Taiwan travels: Jinmianshan and the Suao-Hualien Highway
My second hike up Jinmianshan in two days, this time by an alternative route starting from the Wende MRT station. It took about twenty minutes to reach the trailhead from there, passing the quite charming Bihu Park (碧湖公園) along the way.
I liked this route more than the previous one, particularly the wooded section at the beginning, because the terrain was more varied. Some of the rocky parts further up the mountain were pretty tough, however. It would be very easy to twist an ankle if you lose concentration even for a few seconds.

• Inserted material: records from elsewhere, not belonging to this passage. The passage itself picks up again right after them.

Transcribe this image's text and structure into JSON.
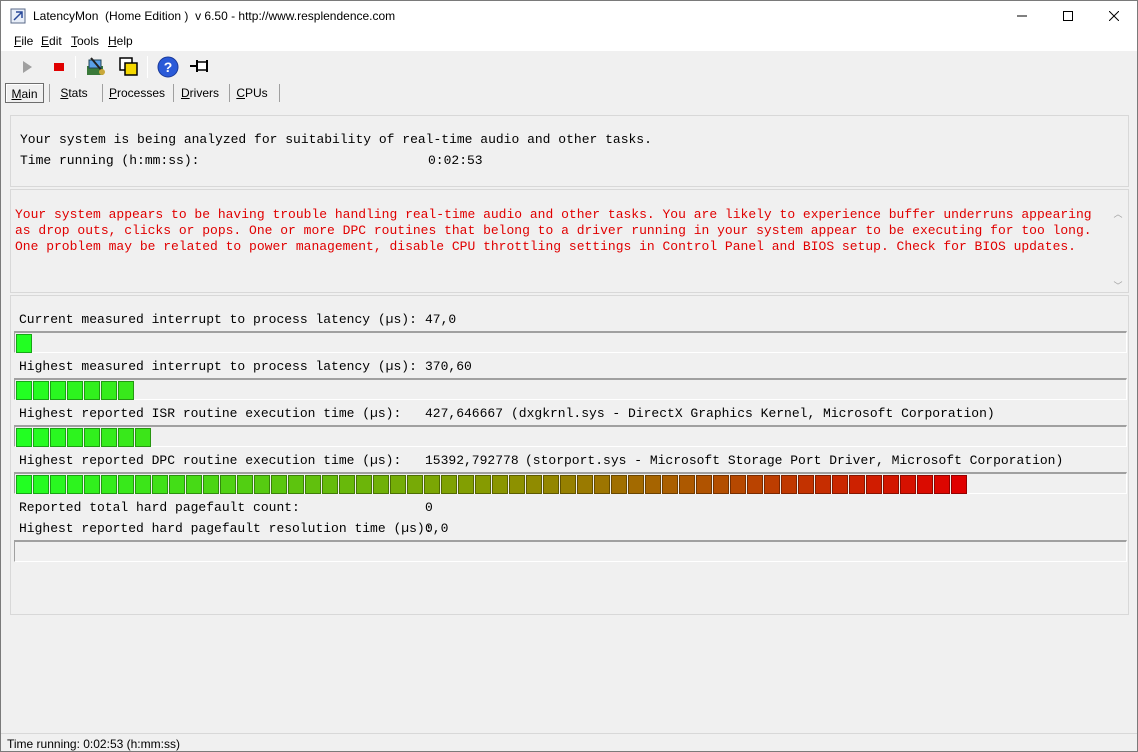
{
  "window": {
    "title": "LatencyMon  (Home Edition )  v 6.50 - http://www.resplendence.com"
  },
  "menu": [
    {
      "prefix": "",
      "u": "F",
      "rest": "ile"
    },
    {
      "prefix": "",
      "u": "E",
      "rest": "dit"
    },
    {
      "prefix": "",
      "u": "T",
      "rest": "ools"
    },
    {
      "prefix": "",
      "u": "H",
      "rest": "elp"
    }
  ],
  "toolbar": {
    "icons": [
      "play-icon",
      "stop-icon",
      "wizard-icon",
      "windows-icon",
      "help-icon",
      "pin-icon"
    ]
  },
  "tabs": [
    {
      "u": "M",
      "rest": "ain",
      "active": true
    },
    {
      "u": "S",
      "rest": "tats",
      "active": false
    },
    {
      "u": "P",
      "rest": "rocesses",
      "active": false
    },
    {
      "u": "D",
      "rest": "rivers",
      "active": false
    },
    {
      "u": "C",
      "rest": "PUs",
      "active": false
    }
  ],
  "summary": {
    "line1": "Your system is being analyzed for suitability of real-time audio and other tasks.",
    "time_label": "Time running (h:mm:ss):",
    "time_value": "0:02:53"
  },
  "warning": {
    "text": "Your system appears to be having trouble handling real-time audio and other tasks. You are likely to experience buffer underruns appearing as drop outs, clicks or pops. One or more DPC routines that belong to a driver running in your system appear to be executing for too long. One problem may be related to power management, disable CPU throttling settings in Control Panel and BIOS setup. Check for BIOS updates."
  },
  "metrics": {
    "current": {
      "label": "Current measured interrupt to process latency (µs):",
      "value": "47,0",
      "detail": "",
      "segments": 1
    },
    "highest": {
      "label": "Highest measured interrupt to process latency (µs):",
      "value": "370,60",
      "detail": "",
      "segments": 7
    },
    "isr": {
      "label": "Highest reported ISR routine execution time (µs):",
      "value": "427,646667",
      "detail": "(dxgkrnl.sys - DirectX Graphics Kernel, Microsoft Corporation)",
      "segments": 8
    },
    "dpc": {
      "label": "Highest reported DPC routine execution time (µs):",
      "value": "15392,792778",
      "detail": "(storport.sys - Microsoft Storage Port Driver, Microsoft Corporation)",
      "segments": 56
    },
    "pf_count": {
      "label": "Reported total hard pagefault count:",
      "value": "0"
    },
    "pf_time": {
      "label": "Highest reported hard pagefault resolution time (µs):",
      "value": "0,0",
      "segments": 0
    }
  },
  "colors": {
    "green": "#22e822",
    "red": "#e00000"
  },
  "status": {
    "text": "Time running: 0:02:53  (h:mm:ss)"
  }
}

As much as I enjoyed the two hikes, I suspect that I’ll be returning to my usual stamping ground of Jiuwufeng next weekend. More than a few times on the trail, I told myself that I’m way too old to be scrambling up and down boulders. There is a lot of truth to the old saying that you can’t teach an old dog new tricks!

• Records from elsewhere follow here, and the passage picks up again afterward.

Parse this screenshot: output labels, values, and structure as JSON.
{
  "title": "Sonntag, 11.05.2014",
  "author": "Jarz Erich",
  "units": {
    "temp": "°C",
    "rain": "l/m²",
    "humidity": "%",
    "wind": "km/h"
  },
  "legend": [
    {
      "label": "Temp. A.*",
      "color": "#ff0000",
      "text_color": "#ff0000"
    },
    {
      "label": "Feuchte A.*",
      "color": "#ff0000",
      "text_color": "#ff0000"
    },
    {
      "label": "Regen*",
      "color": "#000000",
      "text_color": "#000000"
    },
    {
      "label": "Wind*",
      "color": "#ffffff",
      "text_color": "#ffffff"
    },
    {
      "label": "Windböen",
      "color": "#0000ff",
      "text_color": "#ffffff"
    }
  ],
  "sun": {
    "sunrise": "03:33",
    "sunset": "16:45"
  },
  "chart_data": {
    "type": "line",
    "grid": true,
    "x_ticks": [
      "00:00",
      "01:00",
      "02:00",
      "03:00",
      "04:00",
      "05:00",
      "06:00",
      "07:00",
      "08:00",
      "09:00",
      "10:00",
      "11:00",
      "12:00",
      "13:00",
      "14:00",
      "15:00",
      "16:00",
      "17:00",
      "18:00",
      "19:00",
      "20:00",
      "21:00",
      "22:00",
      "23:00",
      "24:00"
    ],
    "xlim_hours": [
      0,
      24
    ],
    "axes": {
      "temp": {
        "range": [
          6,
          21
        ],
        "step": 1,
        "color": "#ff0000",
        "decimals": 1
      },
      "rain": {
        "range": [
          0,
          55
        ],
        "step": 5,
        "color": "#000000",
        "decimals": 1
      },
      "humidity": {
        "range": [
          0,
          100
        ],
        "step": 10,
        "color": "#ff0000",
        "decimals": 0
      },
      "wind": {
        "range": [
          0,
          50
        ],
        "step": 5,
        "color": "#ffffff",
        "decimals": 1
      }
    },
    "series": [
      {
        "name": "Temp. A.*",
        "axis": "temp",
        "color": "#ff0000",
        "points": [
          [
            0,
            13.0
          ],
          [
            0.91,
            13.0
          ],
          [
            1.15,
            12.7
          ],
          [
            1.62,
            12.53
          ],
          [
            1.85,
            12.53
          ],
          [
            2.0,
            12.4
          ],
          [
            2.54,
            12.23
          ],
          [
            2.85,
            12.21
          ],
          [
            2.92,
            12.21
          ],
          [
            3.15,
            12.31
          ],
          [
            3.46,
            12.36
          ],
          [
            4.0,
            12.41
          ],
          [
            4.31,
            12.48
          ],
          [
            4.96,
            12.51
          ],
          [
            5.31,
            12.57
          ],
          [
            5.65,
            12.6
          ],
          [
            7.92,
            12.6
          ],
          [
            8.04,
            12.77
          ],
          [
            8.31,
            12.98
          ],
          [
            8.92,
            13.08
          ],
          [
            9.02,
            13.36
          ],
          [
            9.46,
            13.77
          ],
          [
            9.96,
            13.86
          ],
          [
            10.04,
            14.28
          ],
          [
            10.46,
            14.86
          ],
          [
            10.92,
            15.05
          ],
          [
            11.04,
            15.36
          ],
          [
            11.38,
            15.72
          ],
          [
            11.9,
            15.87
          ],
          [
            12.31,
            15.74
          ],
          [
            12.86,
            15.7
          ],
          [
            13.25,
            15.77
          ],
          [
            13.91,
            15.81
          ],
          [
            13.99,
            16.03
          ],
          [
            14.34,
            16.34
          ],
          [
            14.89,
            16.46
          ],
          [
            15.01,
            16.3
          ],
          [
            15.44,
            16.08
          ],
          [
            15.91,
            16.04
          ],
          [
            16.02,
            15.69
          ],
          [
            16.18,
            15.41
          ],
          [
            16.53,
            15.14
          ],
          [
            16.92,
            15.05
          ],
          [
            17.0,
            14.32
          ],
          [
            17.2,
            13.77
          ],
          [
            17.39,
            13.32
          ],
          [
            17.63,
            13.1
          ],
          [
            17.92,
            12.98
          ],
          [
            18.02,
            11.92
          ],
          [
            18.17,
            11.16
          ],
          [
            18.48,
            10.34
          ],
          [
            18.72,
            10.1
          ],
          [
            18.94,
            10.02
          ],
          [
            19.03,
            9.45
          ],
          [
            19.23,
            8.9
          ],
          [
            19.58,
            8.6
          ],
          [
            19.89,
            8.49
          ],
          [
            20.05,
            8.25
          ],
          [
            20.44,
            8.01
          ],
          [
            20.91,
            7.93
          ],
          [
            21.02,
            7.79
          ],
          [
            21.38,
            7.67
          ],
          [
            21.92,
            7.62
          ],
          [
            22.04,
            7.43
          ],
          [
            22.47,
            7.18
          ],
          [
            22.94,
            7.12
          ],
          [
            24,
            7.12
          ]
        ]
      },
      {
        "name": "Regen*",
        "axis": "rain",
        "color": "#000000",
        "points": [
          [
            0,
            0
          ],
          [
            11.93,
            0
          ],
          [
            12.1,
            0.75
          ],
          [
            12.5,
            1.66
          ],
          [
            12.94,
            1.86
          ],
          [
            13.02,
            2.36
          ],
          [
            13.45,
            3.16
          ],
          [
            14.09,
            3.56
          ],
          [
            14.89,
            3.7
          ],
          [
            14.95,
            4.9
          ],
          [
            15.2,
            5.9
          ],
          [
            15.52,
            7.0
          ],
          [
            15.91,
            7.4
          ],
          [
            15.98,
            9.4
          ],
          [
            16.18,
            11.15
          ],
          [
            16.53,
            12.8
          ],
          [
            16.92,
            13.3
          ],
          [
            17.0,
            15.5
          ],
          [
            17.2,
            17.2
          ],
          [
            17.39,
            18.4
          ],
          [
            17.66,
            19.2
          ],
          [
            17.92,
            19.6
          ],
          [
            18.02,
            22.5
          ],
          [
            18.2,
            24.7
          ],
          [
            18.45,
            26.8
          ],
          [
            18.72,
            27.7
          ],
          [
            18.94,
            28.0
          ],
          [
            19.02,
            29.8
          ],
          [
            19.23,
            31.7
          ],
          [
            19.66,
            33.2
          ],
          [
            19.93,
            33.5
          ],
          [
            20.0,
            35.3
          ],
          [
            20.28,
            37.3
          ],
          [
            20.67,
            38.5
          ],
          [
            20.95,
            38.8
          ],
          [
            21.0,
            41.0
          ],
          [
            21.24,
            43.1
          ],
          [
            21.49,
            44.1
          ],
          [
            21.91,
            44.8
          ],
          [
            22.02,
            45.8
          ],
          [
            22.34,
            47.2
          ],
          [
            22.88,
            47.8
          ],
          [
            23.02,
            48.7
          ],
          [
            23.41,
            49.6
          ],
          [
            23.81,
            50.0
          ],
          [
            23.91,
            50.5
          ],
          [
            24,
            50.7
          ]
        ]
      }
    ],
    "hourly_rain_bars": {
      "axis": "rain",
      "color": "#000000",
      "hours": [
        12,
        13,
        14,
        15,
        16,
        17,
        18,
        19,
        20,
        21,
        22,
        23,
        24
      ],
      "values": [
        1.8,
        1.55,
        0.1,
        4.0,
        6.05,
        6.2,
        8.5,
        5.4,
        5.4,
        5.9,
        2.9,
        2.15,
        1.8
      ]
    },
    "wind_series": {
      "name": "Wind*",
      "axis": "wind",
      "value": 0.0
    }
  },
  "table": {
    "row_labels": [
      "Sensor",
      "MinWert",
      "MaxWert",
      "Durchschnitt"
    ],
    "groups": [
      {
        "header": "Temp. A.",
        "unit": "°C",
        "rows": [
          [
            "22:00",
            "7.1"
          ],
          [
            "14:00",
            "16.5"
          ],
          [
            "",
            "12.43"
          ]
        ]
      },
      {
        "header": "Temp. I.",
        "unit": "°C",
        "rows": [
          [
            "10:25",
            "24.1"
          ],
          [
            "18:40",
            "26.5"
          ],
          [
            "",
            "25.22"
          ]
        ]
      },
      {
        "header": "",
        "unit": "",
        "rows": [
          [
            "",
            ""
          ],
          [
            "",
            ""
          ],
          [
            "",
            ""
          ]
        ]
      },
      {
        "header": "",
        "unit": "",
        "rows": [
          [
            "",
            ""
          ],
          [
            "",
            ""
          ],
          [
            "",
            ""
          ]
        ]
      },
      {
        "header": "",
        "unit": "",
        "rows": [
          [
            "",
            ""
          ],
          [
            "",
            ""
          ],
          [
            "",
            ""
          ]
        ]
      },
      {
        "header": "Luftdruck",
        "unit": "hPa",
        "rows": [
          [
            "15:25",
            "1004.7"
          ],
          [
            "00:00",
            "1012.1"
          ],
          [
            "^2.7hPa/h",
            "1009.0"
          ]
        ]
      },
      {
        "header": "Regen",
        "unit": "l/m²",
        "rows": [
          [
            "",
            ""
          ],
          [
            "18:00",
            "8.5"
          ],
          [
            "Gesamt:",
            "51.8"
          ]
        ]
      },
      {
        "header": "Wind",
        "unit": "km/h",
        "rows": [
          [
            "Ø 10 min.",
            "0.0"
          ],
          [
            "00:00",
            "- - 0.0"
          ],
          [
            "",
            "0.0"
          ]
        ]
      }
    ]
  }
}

Even though it was only a couple of weeks ago, my recent trip around Taiwan seems like a distant memory. One of the most beautiful places we stopped off at while driving along the magnificent east coast Suao-Hualien Highway was the Qingshui Cliff (清水斷崖), which stretches for more than 21km and rises an average of 800 metres from the waters of the Pacific Ocean. The views of the ocean waves smashing against the cliffs are absolutely spectacular!

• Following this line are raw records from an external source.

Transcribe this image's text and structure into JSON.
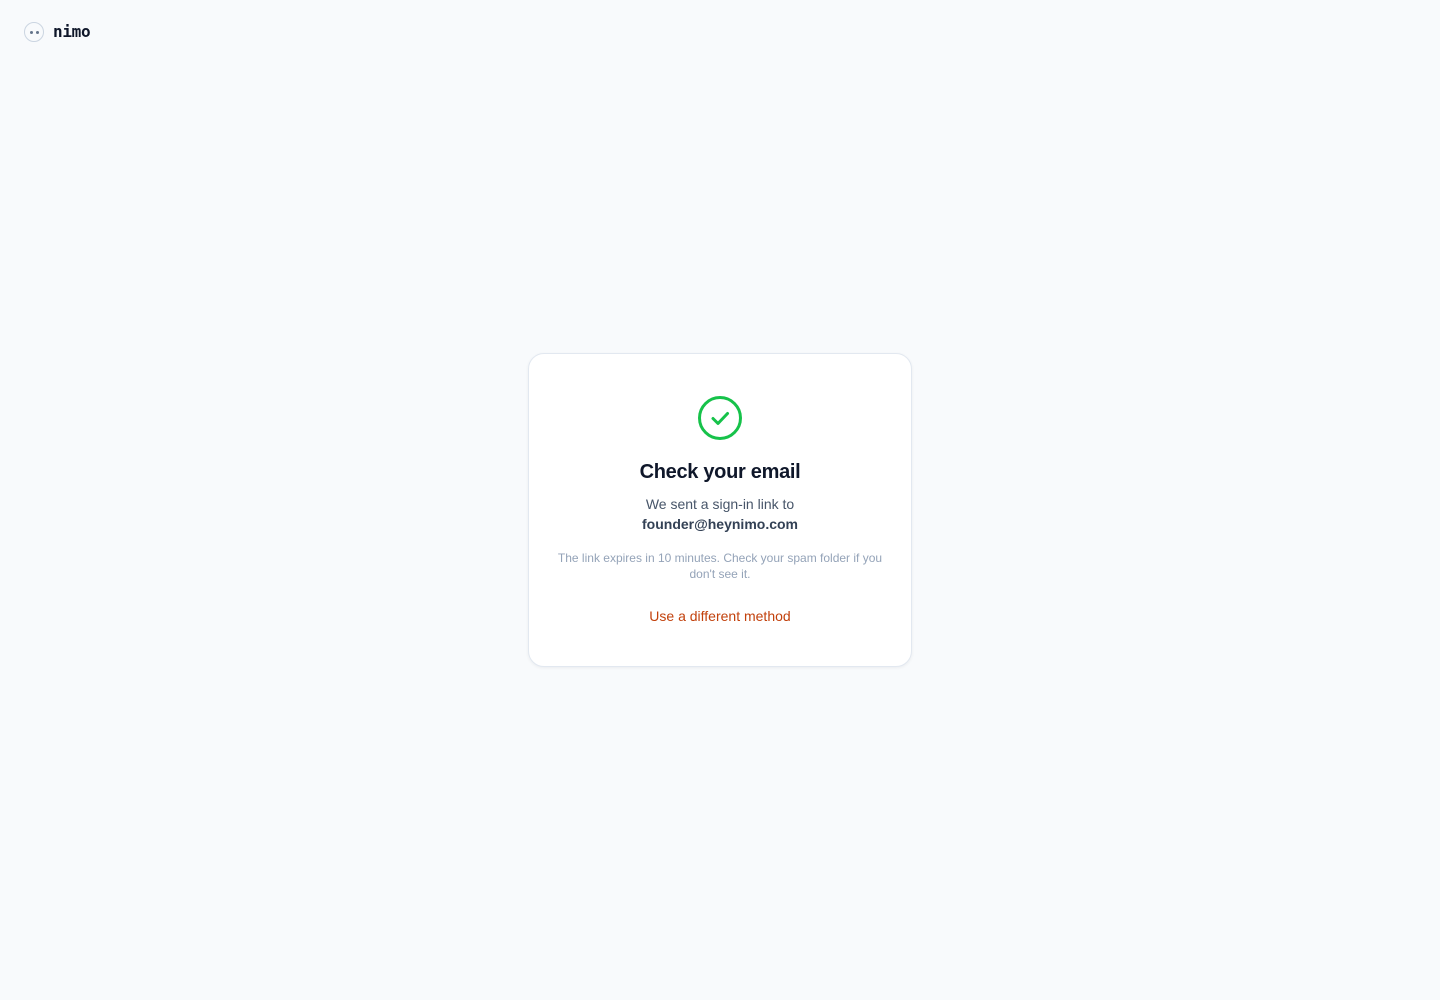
{
  "brand": {
    "name": "nimo",
    "logo_icon": "nimo-logo-icon"
  },
  "card": {
    "icon": "check-circle-icon",
    "title": "Check your email",
    "subtitle": "We sent a sign-in link to",
    "email": "founder@heynimo.com",
    "note": "The link expires in 10 minutes. Check your spam folder if you don't see it.",
    "alt_method_label": "Use a different method"
  },
  "colors": {
    "success": "#16c24a",
    "link": "#c2410c",
    "background": "#f8fafc"
  }
}
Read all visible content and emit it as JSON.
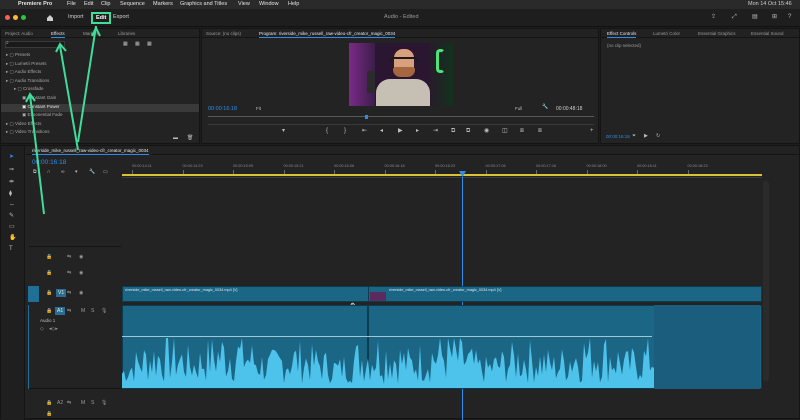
{
  "menubar": {
    "app": "Premiere Pro",
    "items": [
      "File",
      "Edit",
      "Clip",
      "Sequence",
      "Markers",
      "Graphics and Titles",
      "View",
      "Window",
      "Help"
    ],
    "clock": "Mon 14 Oct 15:46"
  },
  "appbar": {
    "workspaces": [
      "Import",
      "Edit",
      "Export"
    ],
    "active_workspace": "Edit",
    "title": "Audio - Edited"
  },
  "effects_panel": {
    "tabs": [
      "Project: Audio",
      "Effects",
      "Markers",
      "Libraries"
    ],
    "search_value": "",
    "tree": [
      {
        "label": "Presets",
        "level": 0
      },
      {
        "label": "Lumetri Presets",
        "level": 0
      },
      {
        "label": "Audio Effects",
        "level": 0
      },
      {
        "label": "Audio Transitions",
        "level": 0
      },
      {
        "label": "Crossfade",
        "level": 1
      },
      {
        "label": "Constant Gain",
        "level": 2
      },
      {
        "label": "Constant Power",
        "level": 2,
        "selected": true
      },
      {
        "label": "Exponential Fade",
        "level": 2
      },
      {
        "label": "Video Effects",
        "level": 0
      },
      {
        "label": "Video Transitions",
        "level": 0
      }
    ]
  },
  "source_panel": {
    "tab": "Source: (no clips)"
  },
  "program_panel": {
    "tab": "Program: riverside_mike_russell_raw-video-cfr_creator_magic_0034",
    "timecode": "00:00:16:18",
    "fit": "Fit",
    "quality": "Full",
    "duration": "00:00:48:18"
  },
  "effect_controls": {
    "tabs": [
      "Effect Controls",
      "Lumetri Color",
      "Essential Graphics",
      "Essential Sound"
    ],
    "empty_text": "(no clip selected)",
    "timecode": "00:00:16:18"
  },
  "timeline": {
    "tab": "riverside_mike_russell_raw-video-cfr_creator_magic_0034",
    "timecode": "00:00:16:18",
    "ruler": [
      "00:00:14:11",
      "00:00:14:23",
      "00:00:15:09",
      "00:00:15:21",
      "00:00:16:06",
      "00:00:16:18",
      "00:00:16:23",
      "00:00:17:06",
      "00:00:17:16",
      "00:00:18:00",
      "00:00:18:11",
      "00:00:18:23"
    ],
    "video_clip_left": "riverside_mike_russell_raw-video-cfr_creator_magic_0034.mp4 [V]",
    "video_clip_right": "riverside_mike_russell_raw-video-cfr_creator_magic_0034.mp4 [V]",
    "audio_track_label": "Audio 1",
    "track_names": {
      "v1": "V1",
      "a1": "A1",
      "a2": "A2"
    }
  },
  "colors": {
    "accent": "#2d8ceb",
    "clip": "#1b6585",
    "waveform": "#4dc2ea",
    "annotation": "#3fdc9a"
  },
  "icons": [
    "apple-icon",
    "search-icon",
    "home-icon",
    "wrench-icon",
    "magnet-icon",
    "selection-tool-icon",
    "razor-tool-icon",
    "hand-tool-icon",
    "type-tool-icon",
    "play-icon",
    "step-back-icon",
    "step-forward-icon",
    "lock-icon",
    "eye-icon",
    "mute-icon",
    "solo-icon",
    "mic-icon"
  ]
}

Such is the ruggedness of the terrain that the first road suitable for vehicles was not completed until 1932. Since then, the highway has been substantially upgraded, including the construction of new tunnels through the most dangerous parts, and a railway was added in 1980 after six years of work.
Suao is a hard-scrabble fishing port, with some great seafood restaurants around the harbour. The atmospheric Nanfang’ao Nantian Temple (南方澳南天宮) dedicated to Mazu, the goddess of the sea, is well worth a look. Highlights include jade and gold statues of the deity.